Alors que le parti de Rached Ghannouchi se dit prêt à “se tunisifier”, il fait appel à un organisateur d’événements turc pour son congrès. Questions autour d’un choix.
Le 10e congrès d’Ennahda, qui débute demain, est sans aucun doute le grand événement du moment. A la question de savoir comment il a été financé, des responsables du parti ont répondu : par les congressistes qui payent 50 dinars chacun et par les adhérents. Ces derniers savent-ils qu’ils contribuent ainsi à une évasion de précieuses devises pour le pays ?
En effet, c’est un organisateur d’événements turc, le bien nommé Illusionnist (ça ne s’invente pas), qui s’est chargé de la partie “Films et animation” de ce congrès. Il a par ailleurs consulté des agences événementielles en Tunisie afin de choisir un sous-traitant pour l’intendance (estrades, projecteurs, Barco…). La logique voudrait que l’agence turque soit payée par Ennahda, pour pouvoir à son tour payer le sous-traitant tunisien.

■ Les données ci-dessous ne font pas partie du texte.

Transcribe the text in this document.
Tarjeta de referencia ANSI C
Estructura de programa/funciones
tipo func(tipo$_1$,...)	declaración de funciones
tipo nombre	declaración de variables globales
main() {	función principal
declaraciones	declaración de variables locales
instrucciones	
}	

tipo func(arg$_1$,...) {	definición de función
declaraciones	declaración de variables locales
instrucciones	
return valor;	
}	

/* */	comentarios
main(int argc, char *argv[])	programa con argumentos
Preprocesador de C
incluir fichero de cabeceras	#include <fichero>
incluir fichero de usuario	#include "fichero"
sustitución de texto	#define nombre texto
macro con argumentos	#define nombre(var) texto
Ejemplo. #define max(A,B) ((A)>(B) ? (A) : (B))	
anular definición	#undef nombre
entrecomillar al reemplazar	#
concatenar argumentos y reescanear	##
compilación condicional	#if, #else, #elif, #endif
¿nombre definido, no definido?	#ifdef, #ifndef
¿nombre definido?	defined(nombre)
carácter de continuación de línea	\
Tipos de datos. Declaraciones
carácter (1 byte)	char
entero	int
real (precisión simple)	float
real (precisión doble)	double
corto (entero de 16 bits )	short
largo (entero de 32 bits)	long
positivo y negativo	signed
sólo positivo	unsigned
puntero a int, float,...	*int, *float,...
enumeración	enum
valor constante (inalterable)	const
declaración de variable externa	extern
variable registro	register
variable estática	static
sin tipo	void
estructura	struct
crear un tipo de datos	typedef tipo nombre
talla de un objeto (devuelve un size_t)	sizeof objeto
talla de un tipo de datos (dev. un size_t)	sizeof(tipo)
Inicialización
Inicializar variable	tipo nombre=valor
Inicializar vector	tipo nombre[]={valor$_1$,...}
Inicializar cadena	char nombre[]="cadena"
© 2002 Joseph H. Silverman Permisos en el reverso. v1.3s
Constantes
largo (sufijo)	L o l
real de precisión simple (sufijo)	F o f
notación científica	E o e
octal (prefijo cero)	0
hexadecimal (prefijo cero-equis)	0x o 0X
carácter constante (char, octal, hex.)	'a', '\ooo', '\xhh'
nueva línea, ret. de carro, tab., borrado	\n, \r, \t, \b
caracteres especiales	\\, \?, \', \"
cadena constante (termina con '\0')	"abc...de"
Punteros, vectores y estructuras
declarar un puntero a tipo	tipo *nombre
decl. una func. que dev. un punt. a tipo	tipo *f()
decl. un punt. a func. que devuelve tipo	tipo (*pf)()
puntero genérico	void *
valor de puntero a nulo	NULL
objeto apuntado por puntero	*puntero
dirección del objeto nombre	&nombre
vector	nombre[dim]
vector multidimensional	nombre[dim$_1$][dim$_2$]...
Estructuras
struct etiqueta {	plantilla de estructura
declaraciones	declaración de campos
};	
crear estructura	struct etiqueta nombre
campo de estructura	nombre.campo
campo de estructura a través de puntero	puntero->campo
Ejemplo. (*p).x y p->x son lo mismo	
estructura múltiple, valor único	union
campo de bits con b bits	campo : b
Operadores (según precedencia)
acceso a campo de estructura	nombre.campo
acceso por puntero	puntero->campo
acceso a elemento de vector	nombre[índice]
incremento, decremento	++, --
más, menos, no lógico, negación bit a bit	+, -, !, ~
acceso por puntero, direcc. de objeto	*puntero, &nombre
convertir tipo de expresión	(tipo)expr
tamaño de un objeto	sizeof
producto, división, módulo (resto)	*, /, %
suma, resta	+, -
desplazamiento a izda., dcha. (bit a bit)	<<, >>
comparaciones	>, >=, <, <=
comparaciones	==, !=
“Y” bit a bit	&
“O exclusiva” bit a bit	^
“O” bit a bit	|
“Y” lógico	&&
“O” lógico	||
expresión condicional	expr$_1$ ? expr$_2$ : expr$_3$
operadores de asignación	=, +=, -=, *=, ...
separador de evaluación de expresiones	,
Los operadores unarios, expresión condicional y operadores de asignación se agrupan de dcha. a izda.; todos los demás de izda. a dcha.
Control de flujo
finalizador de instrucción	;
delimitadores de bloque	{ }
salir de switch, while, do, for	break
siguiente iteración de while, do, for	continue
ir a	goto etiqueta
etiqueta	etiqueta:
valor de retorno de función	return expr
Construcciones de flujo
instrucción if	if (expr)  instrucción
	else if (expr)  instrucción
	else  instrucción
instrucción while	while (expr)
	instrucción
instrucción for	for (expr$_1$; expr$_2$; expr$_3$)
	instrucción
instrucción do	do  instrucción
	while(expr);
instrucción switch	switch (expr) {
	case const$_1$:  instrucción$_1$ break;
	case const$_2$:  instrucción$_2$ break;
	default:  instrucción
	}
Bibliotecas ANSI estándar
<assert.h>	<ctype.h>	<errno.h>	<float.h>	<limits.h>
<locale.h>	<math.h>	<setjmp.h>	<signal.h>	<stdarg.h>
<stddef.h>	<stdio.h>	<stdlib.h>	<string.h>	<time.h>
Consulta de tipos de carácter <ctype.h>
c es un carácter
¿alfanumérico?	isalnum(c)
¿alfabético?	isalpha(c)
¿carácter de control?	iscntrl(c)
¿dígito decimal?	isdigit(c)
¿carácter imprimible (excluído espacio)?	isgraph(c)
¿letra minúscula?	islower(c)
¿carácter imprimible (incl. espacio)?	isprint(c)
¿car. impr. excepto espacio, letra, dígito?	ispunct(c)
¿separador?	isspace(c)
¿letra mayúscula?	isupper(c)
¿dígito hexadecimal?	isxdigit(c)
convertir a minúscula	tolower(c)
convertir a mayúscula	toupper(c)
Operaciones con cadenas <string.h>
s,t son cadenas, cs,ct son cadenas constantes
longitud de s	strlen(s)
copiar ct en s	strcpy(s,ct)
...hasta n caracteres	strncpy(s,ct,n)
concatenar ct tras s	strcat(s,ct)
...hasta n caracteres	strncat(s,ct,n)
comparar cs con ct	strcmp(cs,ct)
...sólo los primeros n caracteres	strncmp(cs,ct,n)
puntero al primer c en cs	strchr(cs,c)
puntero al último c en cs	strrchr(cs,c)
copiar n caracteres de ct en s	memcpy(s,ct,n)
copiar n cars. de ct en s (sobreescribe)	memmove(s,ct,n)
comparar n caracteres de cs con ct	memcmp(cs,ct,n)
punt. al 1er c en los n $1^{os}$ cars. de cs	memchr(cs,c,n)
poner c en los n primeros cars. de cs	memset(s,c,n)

En ce cas, la question est : comment Ennahda payera-t-elle son prestataire turc – puisqu’elle doit le payer, le financement par une partie non tunisienne étant interdit par la loi ? La Banque Centrale pourrait-elle autoriser un transfert de devises pour une prestation dont l’équivalent existe en abondance en Tunisie ? Au moment où le parti de Rached Ghannouchi se dit prêt à “se tunisifier”, il montre en tout cas sa défiance vis-à-vis des prestataires tunisiens en faisant appel à un organisateur d’événements étranger.
La logique voudrait aussi que le deuxième parti politique de Tunisie veille à préserver les devises du pays à un moment de grave crise économique. A moins qu’Illusionnist ne soit un prestidigitateur capable de faire sortir de son chapeau la “colombe” du parti islamiste, et le financement qui va avec.
Une réponse d’Ennahda nous éclairera peut-être.